耳の病気とひとことで言っても、実にいろいろな種類の病気があります。では、主な耳の病気というのは、いったいどういう病気なのでしょうか。

母はめまいだけではなく、吐き気や嘔吐が激しかったのですが、そういった場合には制吐剤という薬を用います。これによって、だいぶ嘔吐感がなくなり、落ち着いてきたようでした。

また、内リンパ水腫のような病態に対しては、水腫を軽減する薬剤として利尿剤系統の薬が多く用いられます。私の場合もこの薬が処方されたのですが、その中でもとくにイソソルビドと呼ばれる薬は、一般的に広く用いられています。

さらに、内耳感覚細胞や内耳神経の活動を正常化させるという目的で、ビタミン剤や抹消血流改善剤などが用いられます。

母は、このよな薬物による治療によってメニエール病の症状をかなり抑えることができたのですが、症状がひどく、薬物治療でめまい発作が抑制できずに社会生活に支障をきたすような場合や、聴力悪化の傾向が強い場合には、外科的療法が用いられます。
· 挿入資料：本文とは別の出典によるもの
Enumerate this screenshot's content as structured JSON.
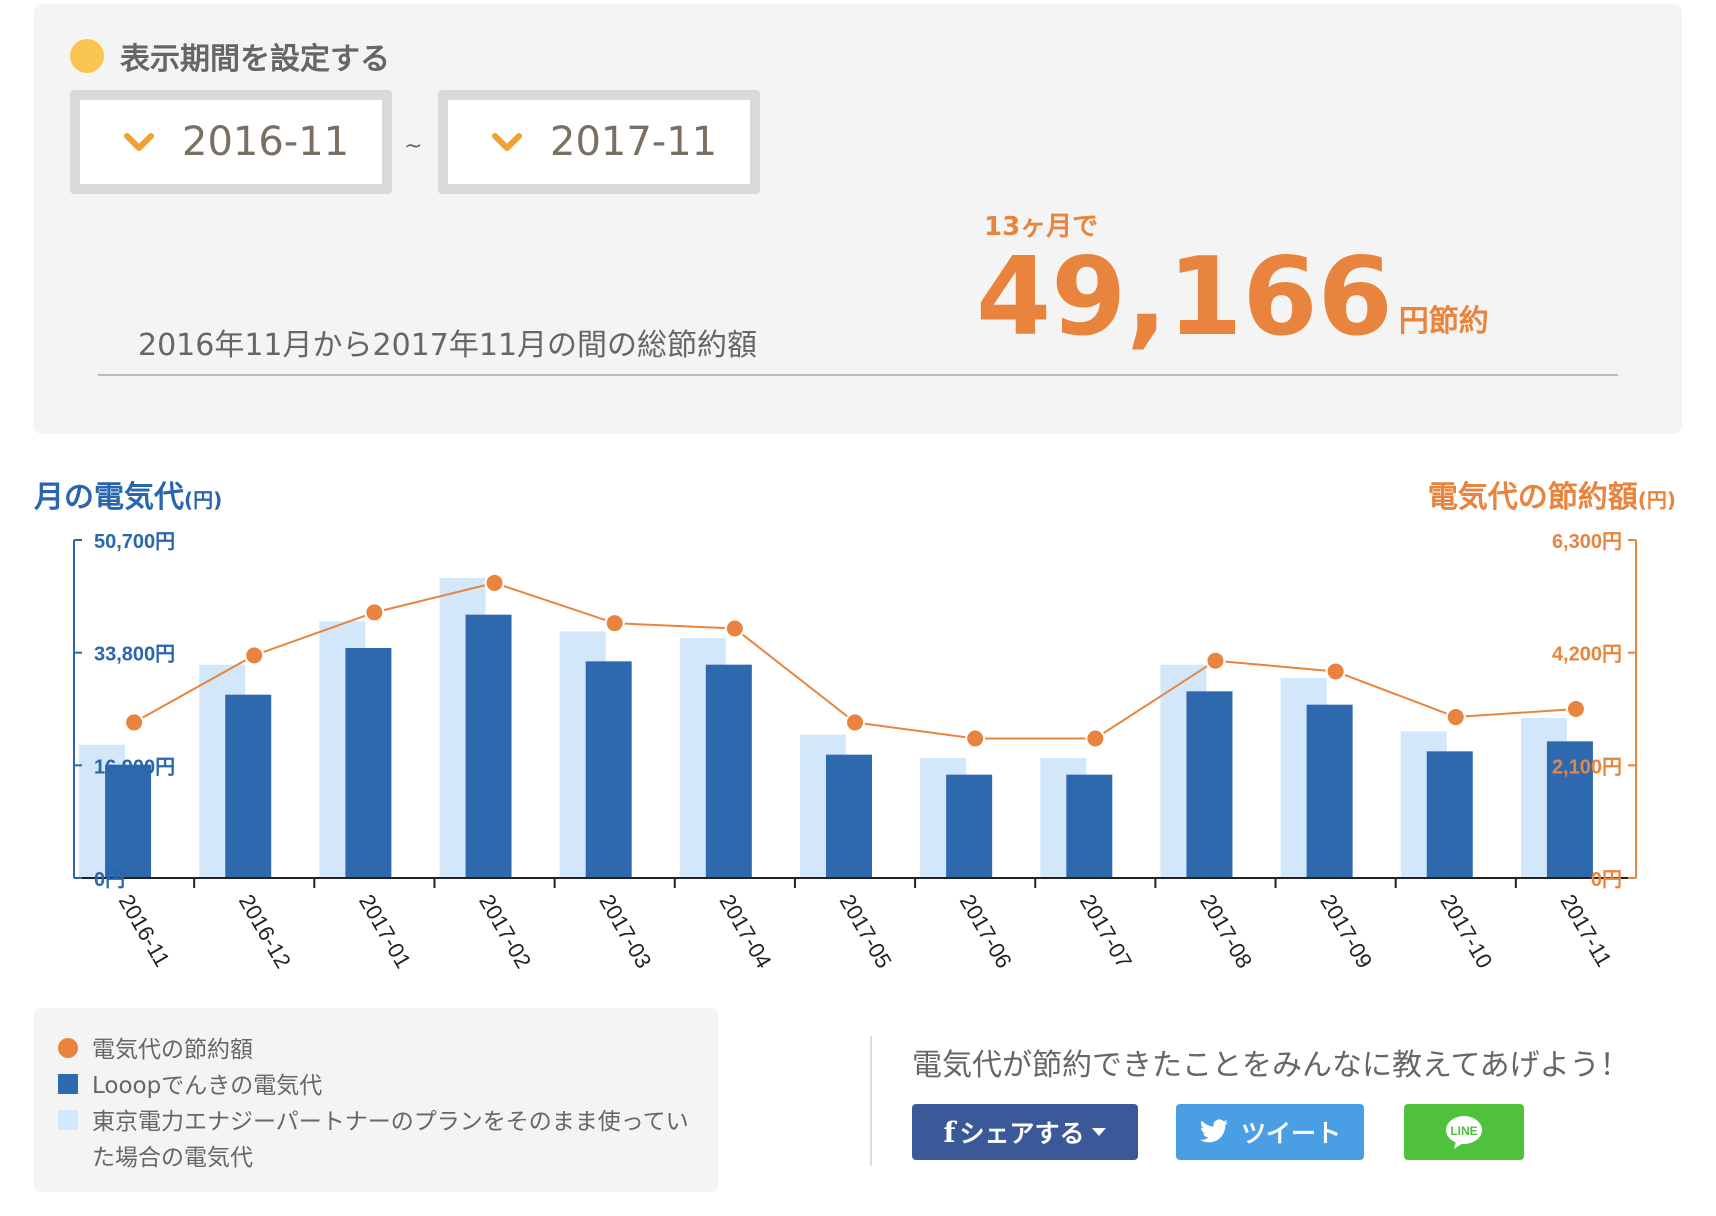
{
  "period": {
    "title": "表示期間を設定する",
    "from": "2016-11",
    "to": "2017-11",
    "separator": "~"
  },
  "summary": {
    "months_label": "13ヶ月で",
    "amount": "49,166",
    "amount_unit": "円節約",
    "description": "2016年11月から2017年11月の間の総節約額"
  },
  "axes": {
    "left_title": "月の電気代",
    "left_unit": "(円)",
    "right_title": "電気代の節約額",
    "right_unit": "(円)"
  },
  "chart_data": {
    "type": "bar",
    "categories": [
      "2016-11",
      "2016-12",
      "2017-01",
      "2017-02",
      "2017-03",
      "2017-04",
      "2017-05",
      "2017-06",
      "2017-07",
      "2017-08",
      "2017-09",
      "2017-10",
      "2017-11"
    ],
    "series": [
      {
        "name": "東京電力エナジーパートナーのプランをそのまま使っていた場合の電気代",
        "axis": "left",
        "kind": "bar",
        "values": [
          20000,
          32000,
          38500,
          45000,
          37000,
          36000,
          21500,
          18000,
          18000,
          32000,
          30000,
          22000,
          24000
        ]
      },
      {
        "name": "Looopでんきの電気代",
        "axis": "left",
        "kind": "bar",
        "values": [
          17000,
          27500,
          34500,
          39500,
          32500,
          32000,
          18500,
          15500,
          15500,
          28000,
          26000,
          19000,
          20500
        ]
      },
      {
        "name": "電気代の節約額",
        "axis": "right",
        "kind": "line",
        "values": [
          2900,
          4150,
          4950,
          5500,
          4750,
          4650,
          2900,
          2600,
          2600,
          4050,
          3850,
          3000,
          3150
        ]
      }
    ],
    "y_left": {
      "ticks": [
        "0円",
        "16,900円",
        "33,800円",
        "50,700円"
      ],
      "ylim": [
        0,
        50700
      ]
    },
    "y_right": {
      "ticks": [
        "0円",
        "2,100円",
        "4,200円",
        "6,300円"
      ],
      "ylim": [
        0,
        6300
      ]
    },
    "colors": {
      "line": "#e8843d",
      "bar_tepco": "#d3e7fb",
      "bar_looop": "#2e69ae",
      "axis_left": "#2a66ad",
      "axis_right": "#e8843d"
    }
  },
  "legend": {
    "items": [
      {
        "label": "電気代の節約額",
        "color": "#e8843d",
        "shape": "circle"
      },
      {
        "label": "Looopでんきの電気代",
        "color": "#2e69ae",
        "shape": "square"
      },
      {
        "label": "東京電力エナジーパートナーのプランをそのまま使っていた場合の電気代",
        "color": "#d3e7fb",
        "shape": "square"
      }
    ]
  },
  "share": {
    "text": "電気代が節約できたことをみんなに教えてあげよう！",
    "facebook_label": "シェアする",
    "twitter_label": "ツイート",
    "line_label": "LINE"
  }
}
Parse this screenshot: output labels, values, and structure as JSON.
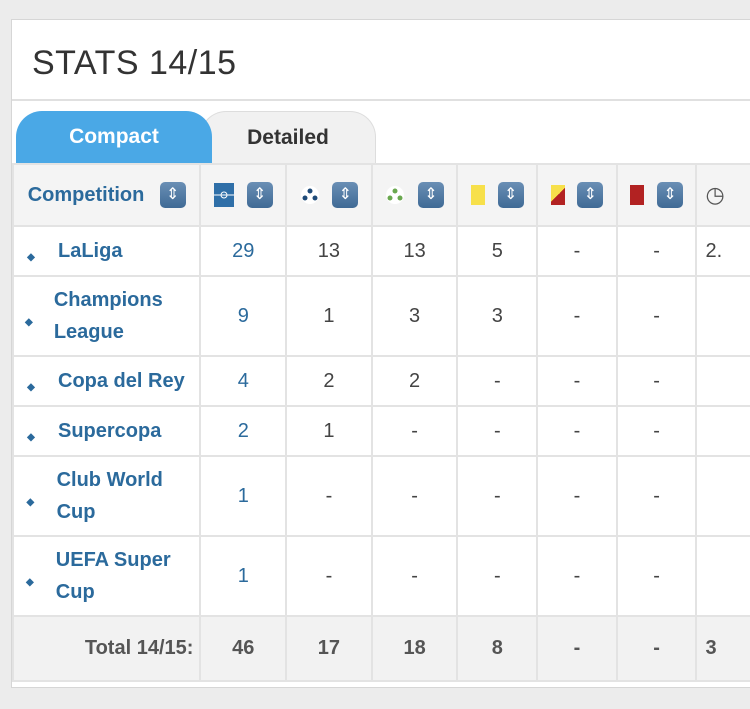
{
  "title": "STATS 14/15",
  "tabs": [
    {
      "label": "Compact",
      "active": true
    },
    {
      "label": "Detailed",
      "active": false
    }
  ],
  "header": {
    "competition": "Competition",
    "columns": [
      "pitch-icon",
      "ball-icon",
      "ball-green-icon",
      "yellow-card-icon",
      "yellow-red-card-icon",
      "red-card-icon",
      "clock-icon"
    ]
  },
  "colors": {
    "accent": "#4aa8e6",
    "link": "#2b6a9c",
    "yellow": "#f7e04a",
    "red": "#b22222"
  },
  "rows": [
    {
      "name": "LaLiga",
      "values": [
        "29",
        "13",
        "13",
        "5",
        "-",
        "-",
        "2."
      ]
    },
    {
      "name": "Champions League",
      "values": [
        "9",
        "1",
        "3",
        "3",
        "-",
        "-",
        ""
      ]
    },
    {
      "name": "Copa del Rey",
      "values": [
        "4",
        "2",
        "2",
        "-",
        "-",
        "-",
        ""
      ]
    },
    {
      "name": "Supercopa",
      "values": [
        "2",
        "1",
        "-",
        "-",
        "-",
        "-",
        ""
      ]
    },
    {
      "name": "Club World Cup",
      "values": [
        "1",
        "-",
        "-",
        "-",
        "-",
        "-",
        ""
      ]
    },
    {
      "name": "UEFA Super Cup",
      "values": [
        "1",
        "-",
        "-",
        "-",
        "-",
        "-",
        ""
      ]
    }
  ],
  "total": {
    "label": "Total 14/15:",
    "values": [
      "46",
      "17",
      "18",
      "8",
      "-",
      "-",
      "3"
    ]
  }
}
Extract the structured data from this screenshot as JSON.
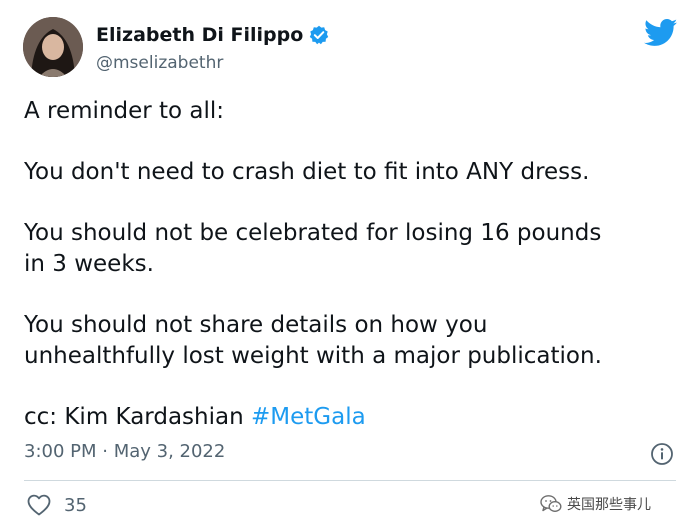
{
  "author": {
    "display_name": "Elizabeth Di Filippo",
    "handle": "@mselizabethr",
    "verified": true
  },
  "tweet": {
    "paragraphs": [
      "A reminder to all:",
      "You don't need to crash diet to fit into ANY dress.",
      "You should not be celebrated for losing 16 pounds",
      "in 3 weeks.",
      "You should not share details on how you",
      "unhealthfully lost weight with a major publication.",
      "cc: Kim Kardashian ",
      "#MetGala"
    ],
    "timestamp": "3:00 PM · May 3, 2022"
  },
  "engagement": {
    "likes": "35"
  },
  "watermark": {
    "text": "英国那些事儿"
  },
  "icons": [
    "twitter-bird-icon",
    "verified-badge-icon",
    "info-icon",
    "heart-icon",
    "wechat-logo-icon"
  ],
  "colors": {
    "link": "#1d9bf0",
    "twitter_blue": "#1d9bf0",
    "secondary_text": "#536471"
  }
}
現在最も広く行なわれているメニエール病の手術は、内リンパ嚢減荷術と呼ばれる手術です。

メニエール病というのは、内耳の病気ですので、生命に危険をおよぼすことはありません。病気が進行し過ぎないうちに早期の診断と治療を始めることによって、メニエール病の振興を食い止め、治癒させることが可能です。しかし、メニエール病は病気が深刻化してしまうと、めまいと難聴が悪化して、日常生活に支障をきたす可能性もでてきますので、少しでも疑いがあると思ったら、早めに検査をしましょう。